خَرَجَ رَسُولُ اللهِ صَلَّى اللَّهُ عَلَيْهِ وَسَلَّمَ فِي بَعْضِ مَغَازِيهِ، فَلَمَّا انْصَرَفَ جَاءَتْ جَارِيَةٌ سَوْدَاءُ، فَقَالَتْ: يَا رَسُولَ اللهِ إِنِّي كُنْتُ نَذَرْتُ إِنْ رَدَّكَ اللَّهُ سَالِمًا أَنْ أَضْرِبَ بَيْنَ يَدَيْكَ بِالدُّفِّ وَأَتَغَنَّى، فَقَالَ لَهَا رَسُولُ اللهِ صَلَّى اللَّهُ عَلَيْهِ وَسَلَّمَ: إِنْ كُنْتِ نَذَرْتِ فَاضْرِبِي وَإِلاَّ فَلاَ. فَجَعَلَتْ تَضْرِبُ، فَدَخَلَ أَبُو بَكْرٍ وَهِيَ تَضْرِبُ، ثُمَّ دَخَلَ عَلِيٌّ وَهِيَ تَضْرِبُ، ثُمَّ دَخَلَ عُثْمَانُ وَهِيَ تَضْرِبُ، ثُمَّ دَخَلَ عُمَرُ فَأَلْقَتِ الدُّفَّ تَحْتَ اسْتِهَا، ثُمَّ قَعَدَتْ عَلَيْهِ، فَقَالَ رَسُولُ اللهِ صَلَّى اللَّهُ عَلَيْهِ وَسَلَّمَ: إِنَّ الشَّيْطَانَ لَيَخَافُ مِنْكَ يَا عُمَرُ، إِنِّي كُنْتُ جَالِسًا وَهِيَ تَضْرِبُ فَدَخَلَ أَبُو بَكْرٍ وَهِيَ تَضْرِبُ، ثُمَّ دَخَلَ عَلِيٌّ وَهِيَ تَضْرِبُ، ثُمَّ دَخَلَ عُثْمَانُ وَهِيَ تَضْرِبُ، فَلَمَّا دَخَلْتَ أَنْتَ يَا عُمَرُ أَلْقَتِ الدُّفَّ

Rasulullah ﷺ keluar melakukan peperangan, ketika sudah kembali datanglah kepadanya seorang budak wanita berkulit hitam, lalu berkata, “Wahai Rasulullah, aku bernadzar jika engkau kembali dalam keadaan selamat aku akan memainkan rebana dan BERNYANYI di hadapanmu.” Rasulullah ﷺ bersabda, “Jika engkau sudah bernadzar maka pukullah rebana itu, jika tidak bernadzar maka tidak usah dipukul rebananya.” Maka wanita itu pun memainkan rebananya, lalu masuklah Abu Bakar dia masih memainkannya. Masuklah Ali dia masih memainkannya. Masuklah Utsman dia masih memainkannya. Lalu ketika Umar yang masuk, dibantinglah rebana itu dan dia duduk (ketakutan). Lalu Rasulullah ﷺ bersabda: “Wahai Umar syetan saja benar-benar takut kepadamu, ketika aku duduk dia memukul rebana, ketika Abu Bakar masuk dia masih memainkannya, ketika Ali datang dia masih memainkannya, ketika Utsman datang dia masih memainkannya, tapi ketika Engkau yang datang dia lempar rebana itu. [2]

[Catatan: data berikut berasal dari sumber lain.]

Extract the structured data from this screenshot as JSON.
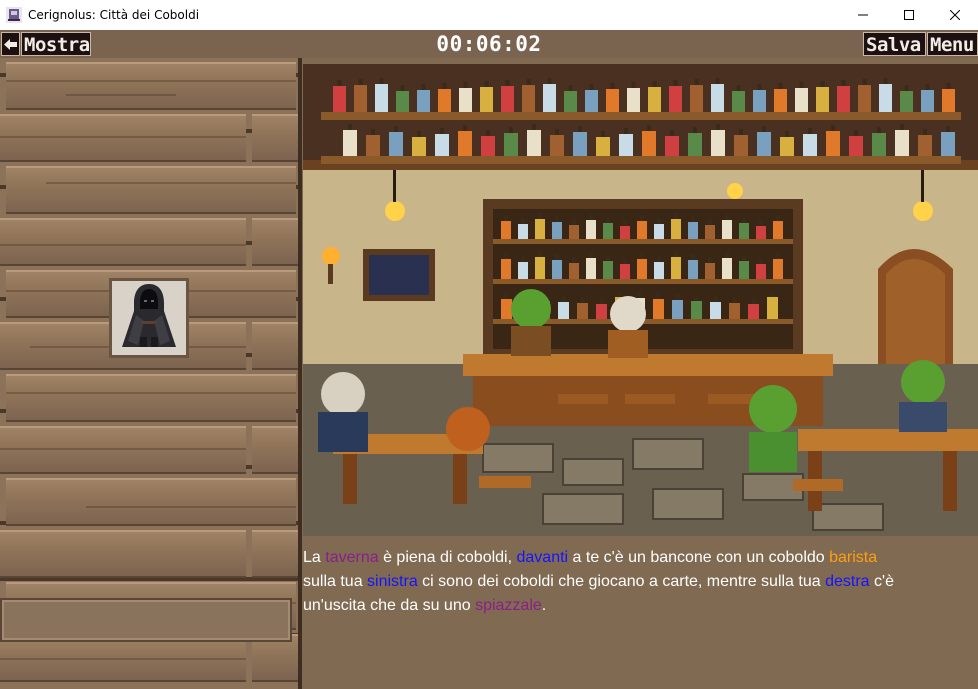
{
  "window": {
    "title": "Cerignolus: Città dei Coboldi",
    "controls": [
      "minimize-icon",
      "maximize-icon",
      "close-icon"
    ]
  },
  "toolbar": {
    "back_icon": "back-arrow-icon",
    "show_label": "Mostra",
    "timer": "00:06:02",
    "save_label": "Salva",
    "menu_label": "Menu"
  },
  "sidebar": {
    "portrait_icon": "hooded-cloaked-figure-icon",
    "inventory_slot": ""
  },
  "scene": {
    "image": "tavern-scene-illustration"
  },
  "description": {
    "line1": {
      "t1": "La ",
      "k1": "taverna",
      "t2": " è piena di coboldi, ",
      "k2": "davanti",
      "t3": " a te c'è un bancone con un coboldo ",
      "k3": "barista"
    },
    "line2": {
      "t1": "sulla tua ",
      "k1": "sinistra",
      "t2": " ci sono dei coboldi che giocano a carte, mentre sulla tua ",
      "k2": "destra",
      "t3": " c'è"
    },
    "line3": {
      "t1": "un'uscita che da su uno ",
      "k1": "spiazzale",
      "t2": "."
    }
  },
  "colors": {
    "keyword_place": "#8a1f8a",
    "keyword_direction": "#1414ff",
    "keyword_character": "#ff9f10",
    "panel_bg": "#806a52",
    "button_bg": "#1c1010"
  }
}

Imam Ali Al-Qari Rahimahullah mengomentari kisah ini:

دَلِيلٌ عَلَى أَنَّ سَمَاعَ صَوْتِ الْمَرْأَةِ بِالْغِنَاءِ مُبَاحٌ إِذَا خَلَا عَنِ الْفِتْنَةِ

Ini merupakan dalil bahwa mendengarkan suara wanita yang bernyanyi adalah mubah jika tidak ada fitnah. [3]

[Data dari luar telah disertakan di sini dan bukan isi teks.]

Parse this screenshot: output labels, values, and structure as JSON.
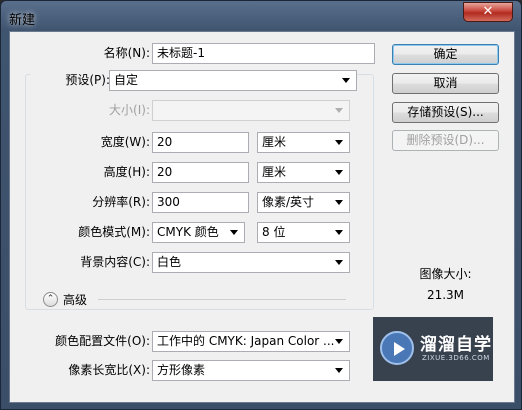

2. Nabi Muhammad ﷺ juga mendengarkan beberapa gadis wanita bernyanyi saat resepsi pernikahan

Ar Rubayyi binti Mu’awidz Radhiallahu ‘Anha bercerita:

دَخَلَ عَلَيَّ رَسُولُ اللهِ صَلَّى اللهُ عَلَيْهِ وَسَلَّمَ يَوْمَ عُرْسِي، فَقَعَدَ فِي مَوْضِعِ فِرَاشِي هَذَا، وَعِنْدِي جَارِيَتَانِ تَضْرِبَانِ بِالدُّفِّ، وَتَنْدُبَانِ آبَائِي الَّذِينَ قُتِلُوا يَوْمَ بَدْرٍ، فَقَالَتَا فِيمَا تَقُولَانِ: وَفِينَا نَبِيٌّ يَعْلَمُ مَا يَكُونُ فِي الْيَوْمِ وَفِي غَدٍ. فَقَالَ رَسُولُ اللهِ صَلَّى اللهُ عَلَيْهِ وَسَلَّمَ أَمَّا هَذَا، فَلَا تَقُولَاهُ

Pada hari pernikahanku Rasulullah ﷺ datang, dia duduk di permadaniku ini, aku memiliki dua jariyah (budak wanita remaja) yang sedang memainkan rebana, mereka menyanyikan lagu tentang ayah-ayah kami ketika terbunuh dalam perang Badar, maka mereka berkata, “Di tengah kita ada seorang nabi yang mengetahui apa yang terjadi hari ini dan esok.” Maka Rasulullah ﷺ bersabda, “Ucapan yang ini, janganlah kalian berdua ucapkan.” [4]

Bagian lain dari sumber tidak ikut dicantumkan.